В дробильном отделении, где дробятся бобы в крупу, в барабанах стоят женщины, или старухи, или подростки, голые, с тряпками на чреслах. Они вертятся вместе с барабаном, посредине барабана, подметая сор и сортируя бобы: на этой работе женщины, — старухи или подростки, безразлично, — меняются каждые три месяца, ибо через три месяца такой работы люди умирают. На эту работу — у отцов и сыновей — женщины покупаются с тем условием, что жалованье выплачивается вперед, отцам иль сыновьям.
Глава вторая
Снега нет и земля камениста. О солнце трудно сказать— то ли топором, то ли долотом оно выдалбливает теплоту и краски: на солнце двадцать градусов тепла, в тени двадцать градусов мороза, и тени лиловы, точно мороз здесь лиловый, — а там, где долотит солнце, лучи золота не золоты, а — голубые, блеклые. Непонятно, как солнце может греть, — и можно строить теории о том, что особливость линии и красок восточного искусства объясняются именно этим голубым солнцем, этим голубым светом. Воздух прозрачен до того, что путаются перспективы. Снега нет, и земля камениста, желтая, блеклая. Небо наверху желто и блекло. Сопки вдали направо и налево за полотнами железной дороги — точно кто-то аккуратнейше насыпал в щели из неба горы песка — желты, облезлы, ненужны, жилье хунхузов.
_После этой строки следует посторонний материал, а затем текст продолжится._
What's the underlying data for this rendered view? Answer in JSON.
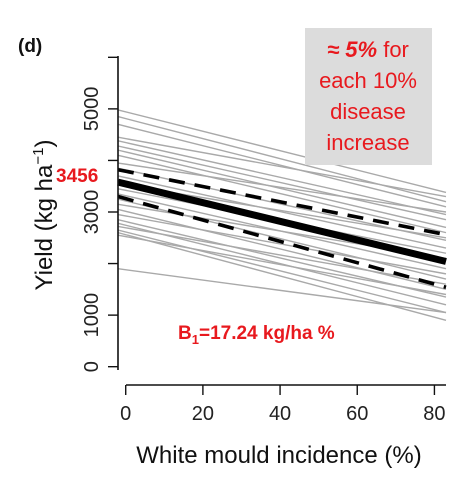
{
  "chart_data": {
    "type": "line",
    "panel_label": "(d)",
    "xlabel": "White mould incidence (%)",
    "ylabel_main": "Yield (kg ha",
    "ylabel_sup": "−1",
    "ylabel_close": ")",
    "xlim": [
      -2,
      83
    ],
    "ylim": [
      -200,
      6200
    ],
    "x_ticks": [
      0,
      20,
      40,
      60,
      80
    ],
    "x_tick_labels": [
      "0",
      "20",
      "40",
      "60",
      "80"
    ],
    "y_ticks": [
      0,
      1000,
      2000,
      3000,
      4000,
      5000,
      6000
    ],
    "y_tick_labels": [
      "0",
      "1000",
      "3000",
      "5000"
    ],
    "y_tick_label_values": [
      0,
      1000,
      3000,
      5000
    ],
    "grand_mean_line": {
      "x": [
        -2,
        83
      ],
      "y": [
        3580,
        2040
      ]
    },
    "confidence_band_upper": {
      "x": [
        -2,
        83
      ],
      "y": [
        3820,
        2560
      ]
    },
    "confidence_band_lower": {
      "x": [
        -2,
        83
      ],
      "y": [
        3300,
        1540
      ]
    },
    "study_lines": [
      {
        "x": [
          -2,
          83
        ],
        "y": [
          4980,
          3380
        ]
      },
      {
        "x": [
          -2,
          83
        ],
        "y": [
          4850,
          3200
        ]
      },
      {
        "x": [
          -2,
          83
        ],
        "y": [
          4700,
          3100
        ]
      },
      {
        "x": [
          -2,
          83
        ],
        "y": [
          4450,
          3300
        ]
      },
      {
        "x": [
          -2,
          83
        ],
        "y": [
          4380,
          2950
        ]
      },
      {
        "x": [
          -2,
          83
        ],
        "y": [
          4280,
          2850
        ]
      },
      {
        "x": [
          -2,
          83
        ],
        "y": [
          4200,
          2700
        ]
      },
      {
        "x": [
          -2,
          83
        ],
        "y": [
          4100,
          2600
        ]
      },
      {
        "x": [
          -2,
          83
        ],
        "y": [
          3950,
          3000
        ]
      },
      {
        "x": [
          -2,
          83
        ],
        "y": [
          3850,
          2450
        ]
      },
      {
        "x": [
          -2,
          83
        ],
        "y": [
          3700,
          2300
        ]
      },
      {
        "x": [
          -2,
          83
        ],
        "y": [
          3550,
          2500
        ]
      },
      {
        "x": [
          -2,
          83
        ],
        "y": [
          3450,
          2200
        ]
      },
      {
        "x": [
          -2,
          83
        ],
        "y": [
          3350,
          1900
        ]
      },
      {
        "x": [
          -2,
          83
        ],
        "y": [
          3250,
          1700
        ]
      },
      {
        "x": [
          -2,
          83
        ],
        "y": [
          3150,
          2100
        ]
      },
      {
        "x": [
          -2,
          83
        ],
        "y": [
          3050,
          1500
        ]
      },
      {
        "x": [
          -2,
          83
        ],
        "y": [
          2950,
          1800
        ]
      },
      {
        "x": [
          -2,
          83
        ],
        "y": [
          2850,
          1350
        ]
      },
      {
        "x": [
          -2,
          83
        ],
        "y": [
          2780,
          1200
        ]
      },
      {
        "x": [
          -2,
          83
        ],
        "y": [
          2720,
          1600
        ]
      },
      {
        "x": [
          -2,
          83
        ],
        "y": [
          2650,
          1050
        ]
      },
      {
        "x": [
          -2,
          83
        ],
        "y": [
          2600,
          900
        ]
      },
      {
        "x": [
          -2,
          83
        ],
        "y": [
          2550,
          1400
        ]
      },
      {
        "x": [
          -2,
          83
        ],
        "y": [
          1900,
          1050
        ]
      }
    ],
    "annotations": {
      "intercept_label": "3456",
      "slope_label_prefix": "B",
      "slope_label_sub": "1",
      "slope_label_suffix": "=17.24 kg/ha %",
      "box_line1_bold": "≈ 5%",
      "box_line1_rest": " for",
      "box_line2": "each 10%",
      "box_line3": "disease",
      "box_line4": "increase"
    },
    "colors": {
      "study_line": "#a9a9a9",
      "mean_line": "#000000",
      "annotation": "#e8191e",
      "box_fill": "#dcdcdc"
    }
  }
}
Там впереди — синие вершины Великого Хингана. Здесь — Китай. Там — Монголия. Там дальше — Урал и Россия, огромная земля многих народов, ушедших в справедливость. Там дальше — Европа, Англия.
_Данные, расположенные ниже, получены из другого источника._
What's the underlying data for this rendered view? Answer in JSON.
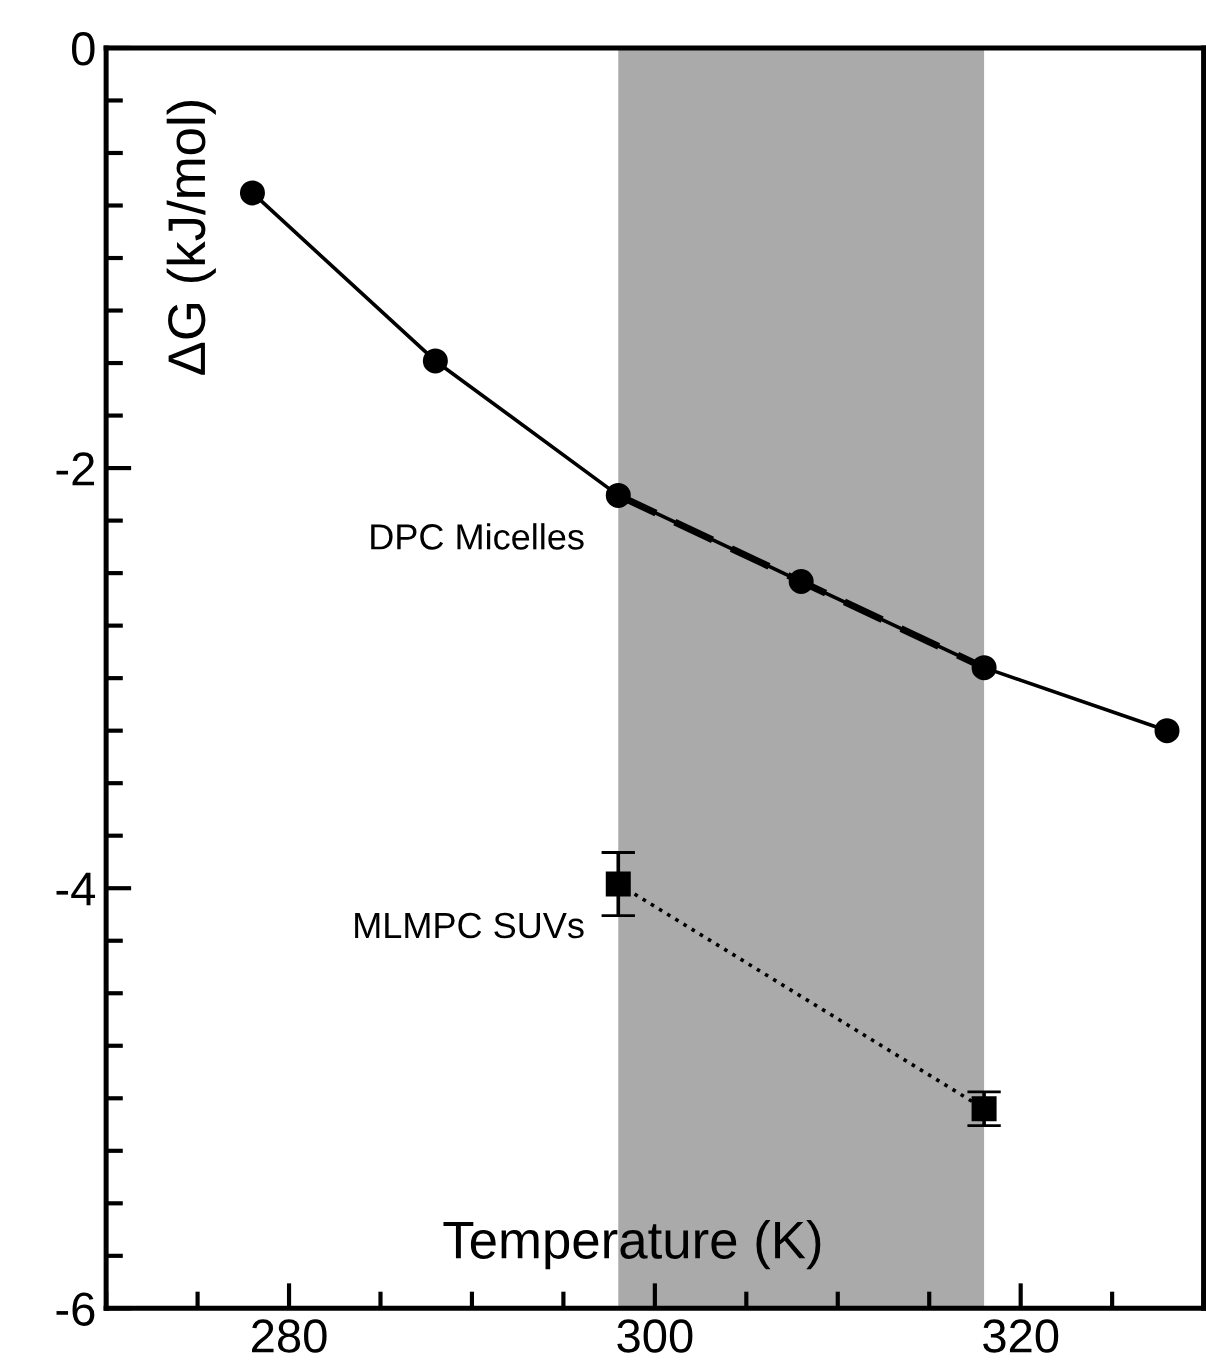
{
  "chart_data": {
    "type": "line",
    "xlabel": "Temperature (K)",
    "ylabel": "ΔG (kJ/mol)",
    "series": [
      {
        "color": "#000000",
        "marker": "circle",
        "line_style": "solid",
        "x": [
          278,
          288,
          298,
          308,
          318,
          328
        ],
        "values": [
          -0.69,
          -1.49,
          -2.13,
          -2.54,
          -2.95,
          -3.25
        ]
      },
      {
        "color": "#000000",
        "marker": "none",
        "line_style": "dashed",
        "x": [
          298,
          318
        ],
        "values": [
          -2.13,
          -2.95
        ]
      },
      {
        "color": "#000000",
        "marker": "square",
        "line_style": "dotted",
        "x": [
          298,
          318
        ],
        "values": [
          -3.98,
          -5.05
        ],
        "errors": [
          0.15,
          0.08
        ]
      }
    ],
    "annotations": [
      {
        "text": "DPC Micelles",
        "x": 298,
        "y": -2.13
      },
      {
        "text": "MLMPC SUVs",
        "x": 298,
        "y": -3.98
      }
    ],
    "bands": [
      {
        "axis": "x",
        "from": 298,
        "to": 318,
        "color": "#aaaaaa"
      }
    ],
    "xlim": [
      270,
      330
    ],
    "xticks": [
      280,
      300,
      320
    ],
    "ylim": [
      -6,
      0
    ],
    "yticks": [
      -6,
      -4,
      -2,
      0
    ],
    "grid": false,
    "legend": false
  }
}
У перрона стоит коротенький поезд, три литерных вагона, ресторан, обсервешэн-кар, — площадка с автомобилями— поезд стоит паровозом к Монголии. У обсервешэн-кар спущены шторы, и с подножек на платформу положены сходни, покрытые красным ковром. Обсервешэн-кар существует к тому, чтобы в нем сидеть и любоваться природой, тем, что убегает назад от поезда. Обсервешэн-кар последний в поезде вагон, и задняя его площадка превращена в терраску, где можно посидеть и посмотреть, как все течет. Обсервешэн-кар — выкрашен в блестящую, синюю краску: — и, если внимательно присмотреться, видно, как под краской скрыты листы стали, — вагон блиндирован до окон: — это к тому, чтоб, если нападут хунхузы, можно было бы спастись, лежа на полу. На перроне перед обсервешэн-кар стоит отряд китайских солдат, в меховых шапках и в ватных штанах.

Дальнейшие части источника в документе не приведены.